Learning from Jane Jacobs

Vern Anastasio is sponsoring another in a series of meetings on zoning and land use planning issues tonight at the Fleischer Art Memorial at 719 Catherine Street. I am still out of town so I won’t be able to make it.

I had a family emergency in the middle of the first one and had to leave early. But it was interesting and useful.

And, at one moment, it turned scary.

The whole issue of zoning is quite complicated and I want to write about it at length. I very much think we need to reform the way we make land use decisions in the city. But I don’t want to see us go from a system that is already problematic to one that is disastrous. And this exactly what will happen if, as some folks suggested at the previous meeting, we return to the days when Philadelphia had an all powerful planning commission guided by a planning czar, Ed Bacon, who dominated land use decisions in the city.

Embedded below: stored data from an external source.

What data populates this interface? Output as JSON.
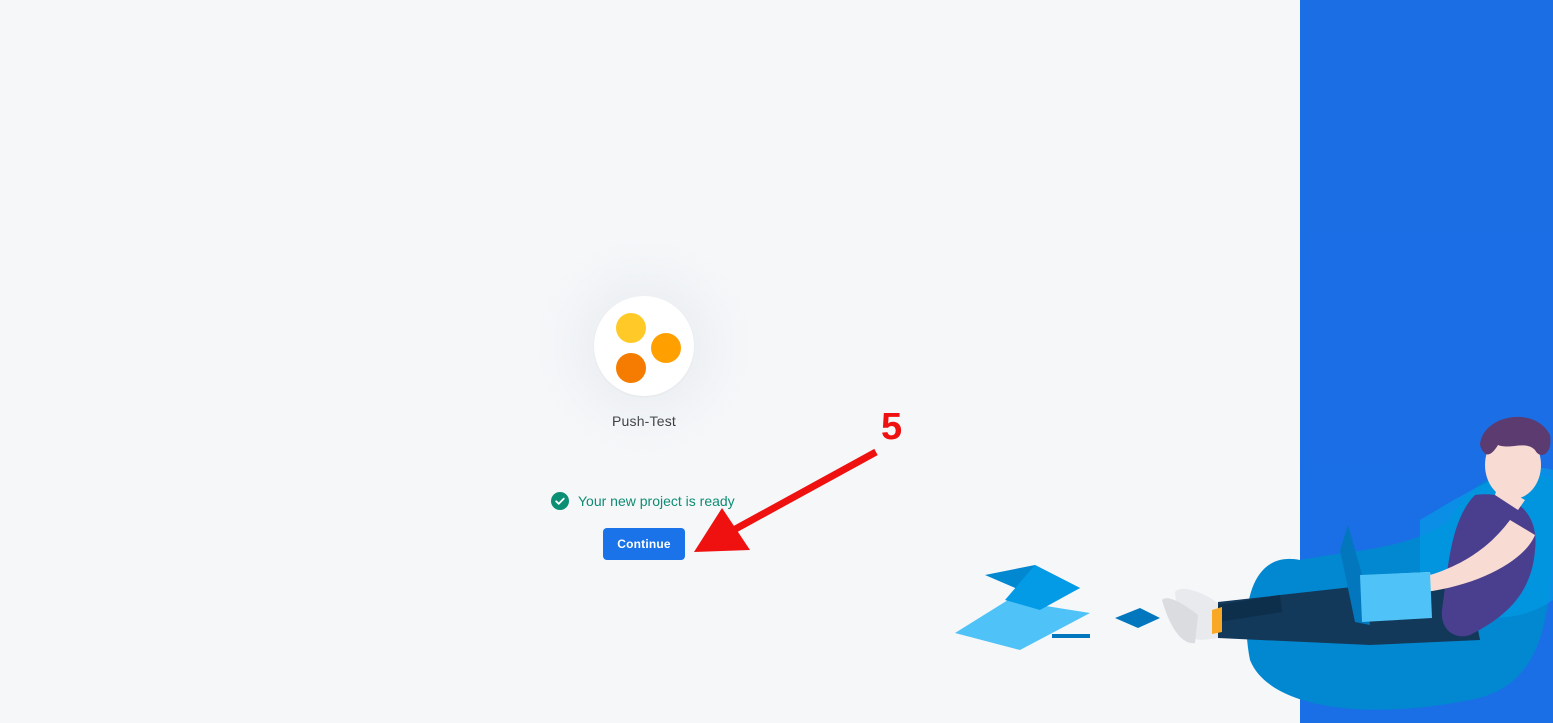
{
  "project": {
    "name": "Push-Test",
    "logo_icon": "project-dots-icon",
    "dot_colors": [
      "#ffca28",
      "#ffa000",
      "#f57c00"
    ]
  },
  "status": {
    "text": "Your new project is ready",
    "icon": "check-circle-icon",
    "color": "#0f8c73"
  },
  "actions": {
    "continue_label": "Continue"
  },
  "annotation": {
    "number": "5",
    "color": "#ef1010"
  },
  "colors": {
    "background": "#f5f7f9",
    "accent": "#1a73e8",
    "panel": "#1c6ee4"
  }
}
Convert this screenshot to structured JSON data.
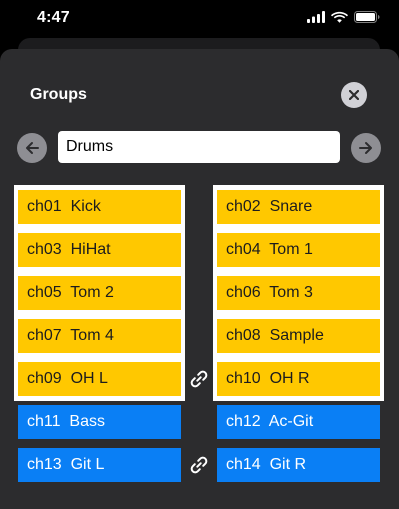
{
  "status_bar": {
    "time": "4:47",
    "icons": [
      "signal-bars",
      "wifi",
      "battery"
    ]
  },
  "sheet": {
    "title": "Groups",
    "close_icon": "close-x",
    "prev_icon": "arrow-left",
    "next_icon": "arrow-right",
    "group_name_value": "Drums",
    "group_name_placeholder": ""
  },
  "colors": {
    "sheet_background": "#2c2c2e",
    "grouped_channel": "#ffc800",
    "ungrouped_channel": "#0a7ff5",
    "group_frame": "#ffffff"
  },
  "channels_left": [
    {
      "label": "ch01  Kick",
      "grouped": true
    },
    {
      "label": "ch03  HiHat",
      "grouped": true
    },
    {
      "label": "ch05  Tom 2",
      "grouped": true
    },
    {
      "label": "ch07  Tom 4",
      "grouped": true
    },
    {
      "label": "ch09  OH L",
      "grouped": true
    },
    {
      "label": "ch11  Bass",
      "grouped": false
    },
    {
      "label": "ch13  Git L",
      "grouped": false
    }
  ],
  "channels_right": [
    {
      "label": "ch02  Snare",
      "grouped": true
    },
    {
      "label": "ch04  Tom 1",
      "grouped": true
    },
    {
      "label": "ch06  Tom 3",
      "grouped": true
    },
    {
      "label": "ch08  Sample",
      "grouped": true
    },
    {
      "label": "ch10  OH R",
      "grouped": true
    },
    {
      "label": "ch12  Ac-Git",
      "grouped": false
    },
    {
      "label": "ch14  Git R",
      "grouped": false
    }
  ],
  "stereo_links": [
    {
      "pair": "ch09-ch10",
      "icon": "link-chain"
    },
    {
      "pair": "ch13-ch14",
      "icon": "link-chain"
    }
  ]
}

I once quipped that Ed Bacon was the worst city planner since Nero. Bacon did some good things in the city. But he is also responsible for some serious failures and one or two disasters. His role in restoring Society Hill was visionary and that was an extraordinary achievement. His failures, however, were not the product of a visionary but of a representative man of the mid-twentieth century planning movement. That movement was responsible for many awful developments, not just here in Philadelphia, but throughout the world.

Here is a list of some of the disasters in Philadelphia when Bacon ruled our planning process:

• Among the worst is the mostly empty plaza between the mostly undistinguished modernist buildings that comprise Penn Center. In keeping with twentieth century planning practice, the broad plazas of Penn Center made little room for few commercial enterprises such as shops or restaurants. And, as a result, they are mostly empty and have none of the vibrant street life that makes urban life exciting. (To some extent, they have been retrofitted with shops. But they are still not what they should be.) The Penn Center development made a major contribution to the city in that the prospect of new development helped convince people to finally remove the Chinese Wall that divided the western part of Center city. But the Penn Center development came at the cost of the destruction of the wonderful Broad Street train station that could and should have been preserved as other old train stations have been preserved around the country.

• The empty, unpleasant mall in front of Independence Hall which was created at the cost of the destruction of a lively neighborhood which would be even livelier today. This area is slowly being transformed by the new building that are filling in the mall and that were, by the way, opposed by Bacon.

• The ramming of I-95 through riverfront neighborhoods, cutting them off from the river and creating problems for riverfront development from which we still suffer.

• Penn’s Landing. Enough said.

• The Schuylkill Expressway which, in addition to compromising another riverfront, plagues anyone who travels on it with a few guaranteed slowdowns. The Conshohocken Curve itself belongs in the Planner’s Hall of Shame.

• And, just to mention one project that thankfully was not built, the proposed expressway that Bacon wanted to ram thorough the city at South Street. Unfortunately the project was not stopped soon enough and many people were forced out of the neighborhood at a great loss, including my wife’s grandfather who had to sell his store across from Famous Deli for a pittance. Had that expressway been built, the vital Queen Village, Bella Vista and South of South neighborhoods would never be developing as they are today.

There is more. But this is enough for now.

There is no question we need a strong, vital planning department in the city. We need it to give our political and community leaders the advice of experts. We don’t need it to make decisions for us let alone to force those decisions through neighborhood opposition as was the practice in the fifties and sixties.

A few years ago I bought a 1960 textbook on urban planning. I bought it entirely for its historical interest because it is, in fact, a textbook on how to destroy a city. Of course planning has come a long way since the 1960s. Indeed, one of the good things about contemporary planners is that they have learned a great deal from Jane Jacobs about what makes cities work. My fear, however, is contemporary planners have learned everything Jacobs had to teach except for her distrust of urban planning itself.

The last thing this city needs is a progressive movement that too closely resembles the upper middle class dominated good government movements of the twentieth century. Too often these movements created top-down, elitist forms of government. And that was especially true when it came to land use and planning decisions. Our goal should be to create a democratic, bottom-up process in which people in our neighborhoods, perhaps guided by expert advice, make the decisions.